En dehors des heures de classe, le petit Francis nous tenait bien compagnie. Au cours des veillées d’hiver, l’animation de sa jeunesse mettait un rayon de joie dans notre triste intérieur de vieux ; grâce à lui, un peu du bruit et du mouvement des maisonnées nombreuses subsistait encore ; la transition nous en fut moins pénible.

C’était d’ailleurs une bonne nature : bien que vif et très éveillé, il était obéissant, point désagréable. On le gâtait : Victoire faisait à Monsieur de la soupe au lait parce qu’il n’aimait pas la soupe au lard ; elle lui donnait de grandes tartines de beurre ; et les rares fruits du jardin lui étaient réservés.

Bien souvent, Francis me talonnait pour me faire dire des histoires ; il se rappelait m’en avoir entendu raconter à sa sœur et à son cousin, et il voulait les apprendre.
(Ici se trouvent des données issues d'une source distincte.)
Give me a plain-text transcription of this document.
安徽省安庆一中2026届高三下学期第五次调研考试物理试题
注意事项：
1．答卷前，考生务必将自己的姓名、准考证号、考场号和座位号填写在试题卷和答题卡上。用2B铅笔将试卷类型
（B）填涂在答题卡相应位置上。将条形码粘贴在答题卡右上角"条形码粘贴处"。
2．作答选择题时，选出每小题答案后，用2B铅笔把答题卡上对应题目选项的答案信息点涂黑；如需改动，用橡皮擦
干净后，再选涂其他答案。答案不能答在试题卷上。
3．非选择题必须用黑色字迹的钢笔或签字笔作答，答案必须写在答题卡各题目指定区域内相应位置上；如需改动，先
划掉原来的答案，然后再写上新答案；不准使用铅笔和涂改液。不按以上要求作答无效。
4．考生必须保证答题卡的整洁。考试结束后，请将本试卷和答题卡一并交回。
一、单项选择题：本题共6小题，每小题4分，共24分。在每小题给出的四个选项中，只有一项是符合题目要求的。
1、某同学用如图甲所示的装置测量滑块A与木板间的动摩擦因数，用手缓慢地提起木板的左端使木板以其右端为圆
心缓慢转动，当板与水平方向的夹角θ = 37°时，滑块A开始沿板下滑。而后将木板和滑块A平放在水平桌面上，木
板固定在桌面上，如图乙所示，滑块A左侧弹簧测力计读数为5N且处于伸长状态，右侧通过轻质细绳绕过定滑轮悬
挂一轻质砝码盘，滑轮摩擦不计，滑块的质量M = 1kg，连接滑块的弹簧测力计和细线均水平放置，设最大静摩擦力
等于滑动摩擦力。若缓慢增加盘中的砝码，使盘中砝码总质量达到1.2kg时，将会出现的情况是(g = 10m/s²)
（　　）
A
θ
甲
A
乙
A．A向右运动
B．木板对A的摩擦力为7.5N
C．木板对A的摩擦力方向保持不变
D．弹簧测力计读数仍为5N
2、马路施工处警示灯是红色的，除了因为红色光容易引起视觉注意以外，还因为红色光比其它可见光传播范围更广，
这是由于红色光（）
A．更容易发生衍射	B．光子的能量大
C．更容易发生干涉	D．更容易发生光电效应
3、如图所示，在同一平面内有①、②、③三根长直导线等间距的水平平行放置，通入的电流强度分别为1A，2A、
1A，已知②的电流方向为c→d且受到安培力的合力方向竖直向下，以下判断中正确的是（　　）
Je savais quelques-uns de ces vieux contes qu’on se transmet dans les fermes de génération en génération. Je connaissais la Montagne verte, le Chien blanc, le Petit Poucet, le Sac d’or du Diable, et aussi la Bête à sept têtes. Après m’être un peu fait prier, je commençais :

« — Il était une fois une grosse Bête à sept têtes qui voulait manger la fille du Roi. Le Roi fit dire par tout son royaume qu’il donnerait sa fille à qui tuerait la bête : mais personne n’osait tenter l’aventure. Or, vint de loin un jeune campagnard téméraire et courageux qui se porta résolument dans la forêt, au devant de la Bête à sept têtes, et eut la chance de la tuer. Il mit dans sa poche les sept langues de sa victime et retourna à son village où il avait laissé sa mère malade : il ne voulait pas se présenter au palais pour épouser la fille du roi sans être rassuré quant à la santé de sa mère. Cependant, un méchant bûcheron avait assisté de loin au meurtre de la Bête : voyant que le bon jeune homme ne se rendait pas de suite au palais, il s’en vint couper les sept têtes du monstre qu’il porta au Roi, se donnant comme l’exterminateur. Le Roi lui fit rendre de grands honneurs et enjoignit à sa fille de fixer la date du mariage. Mais celle-ci, qui n’avait pas confiance au méchant bûcheron, trouva moyen, sous des prétextes divers, d’ajourner la cérémonie. Elle dut pourtant finir par choisir un jour, car son père se fâchait. Ce jour-là même, au moment où se formait le cortège, le bon jeune homme revint de son village. En pénétrant dans la capitale, il fut étonné de voir qu’il y avait dans toutes les rues des arcs de verdure et des guirlandes de papier, et qu’à toutes les fenêtres claquaient au vent drapeaux et banderoles. Il demanda à l’occasion de quel heureux événement la ville était en fête, et on lui répondit que c’était en l’honneur du mariage de la fille du roi avec le meurtrier de la Bête à sept têtes. Alors il courut jusqu’au palais, put s’approcher du Roi et de sa fille, auprès desquels était le bûcheron :

« — Cet homme est un menteur, fit-il en le désignant, c’est moi qui ai tué la Bête à sept têtes.

« Le bûcheron le prit de haut, rappelant qu’il avait apporté les sept têtes, et le Roi menaça de faire pendre le bon jeune homme. Mais lui, sans s’émouvoir :

« — Il a pu, sire, vous apporter les têtes, mais non les langues, car les langues, les voici…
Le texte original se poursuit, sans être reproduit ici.